Trump Chairs His Board of Peace — But Hamas Still Calls the Shots in Gaza

by admin477351

Donald Trump may be the self-appointed chairman of the Board of Peace, but in the territory the board is trying to reshape, Hamas remains the dominant political and military force. That fundamental reality — unchanged since the ceasefire was agreed — was the backdrop against which the board held its inaugural meeting Thursday in Washington.

Hamas has not disarmed. It has made vague and conditional commitments, linking any disarmament to the establishment of a Palestinian state and insisting its forces need to retain weapons for law and order during any transition.

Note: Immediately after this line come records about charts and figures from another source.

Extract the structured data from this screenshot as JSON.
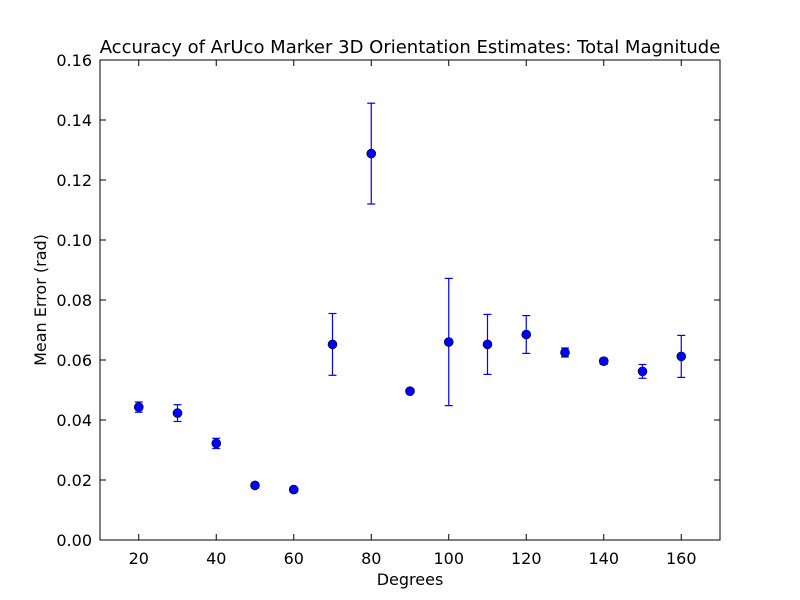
{
  "chart_data": {
    "type": "scatter",
    "title": "Accuracy of ArUco Marker 3D Orientation Estimates: Total Magnitude",
    "xlabel": "Degrees",
    "ylabel": "Mean Error (rad)",
    "xlim": [
      10,
      170
    ],
    "ylim": [
      0.0,
      0.16
    ],
    "xticks": [
      20,
      40,
      60,
      80,
      100,
      120,
      140,
      160
    ],
    "xtick_labels": [
      "20",
      "40",
      "60",
      "80",
      "100",
      "120",
      "140",
      "160"
    ],
    "yticks": [
      0.0,
      0.02,
      0.04,
      0.06,
      0.08,
      0.1,
      0.12,
      0.14,
      0.16
    ],
    "ytick_labels": [
      "0.00",
      "0.02",
      "0.04",
      "0.06",
      "0.08",
      "0.10",
      "0.12",
      "0.14",
      "0.16"
    ],
    "grid": false,
    "marker_color": "#0000ff",
    "points": [
      {
        "x": 20,
        "y": 0.0443,
        "err": 0.0017
      },
      {
        "x": 30,
        "y": 0.0423,
        "err": 0.0028
      },
      {
        "x": 40,
        "y": 0.0322,
        "err": 0.0017
      },
      {
        "x": 50,
        "y": 0.0182,
        "err": 0.0008
      },
      {
        "x": 60,
        "y": 0.0168,
        "err": 0.0008
      },
      {
        "x": 70,
        "y": 0.0652,
        "err": 0.0103
      },
      {
        "x": 80,
        "y": 0.1288,
        "err": 0.0168
      },
      {
        "x": 90,
        "y": 0.0496,
        "err": 0.0005
      },
      {
        "x": 100,
        "y": 0.066,
        "err": 0.0212
      },
      {
        "x": 110,
        "y": 0.0652,
        "err": 0.01
      },
      {
        "x": 120,
        "y": 0.0685,
        "err": 0.0063
      },
      {
        "x": 130,
        "y": 0.0625,
        "err": 0.0015
      },
      {
        "x": 140,
        "y": 0.0596,
        "err": 0.001
      },
      {
        "x": 150,
        "y": 0.0562,
        "err": 0.0023
      },
      {
        "x": 160,
        "y": 0.0612,
        "err": 0.007
      }
    ]
  }
}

Discussions about placing weapons in sealed depots or surrendering heavy arms while keeping handguns for policing remain far from any formal agreement.

The transitional Palestinian governing committee named by the US — led by former Palestinian Authority deputy minister Ali Shaath — cannot enter Gaza without Israeli permission, and cannot function without Hamas handing over power. Mladenov, the committee’s overseer, said at the Munich Security Conference that the situation was embarrassing the committee and rendering it ineffective.

Trump claimed this week that board member countries had pledged $5 billion for reconstruction and thousands of peacekeeping personnel. Those pledges have not been documented. No agenda for Thursday’s meeting was made public. Indonesia has trained up to 8,000 soldiers for a potential stabilization force but has said they will not take part in Hamas disarmament.

The board faces a fundamental challenge: it has assembled a multinational coalition, made ambitious announcements, and set out a sweeping vision, but the organization that controls Gaza has not agreed to any of it. Until Hamas’s role in the territory is fundamentally altered — through disarmament, governance transfer, or some other mechanism — the board’s plans remain aspirational rather than operational.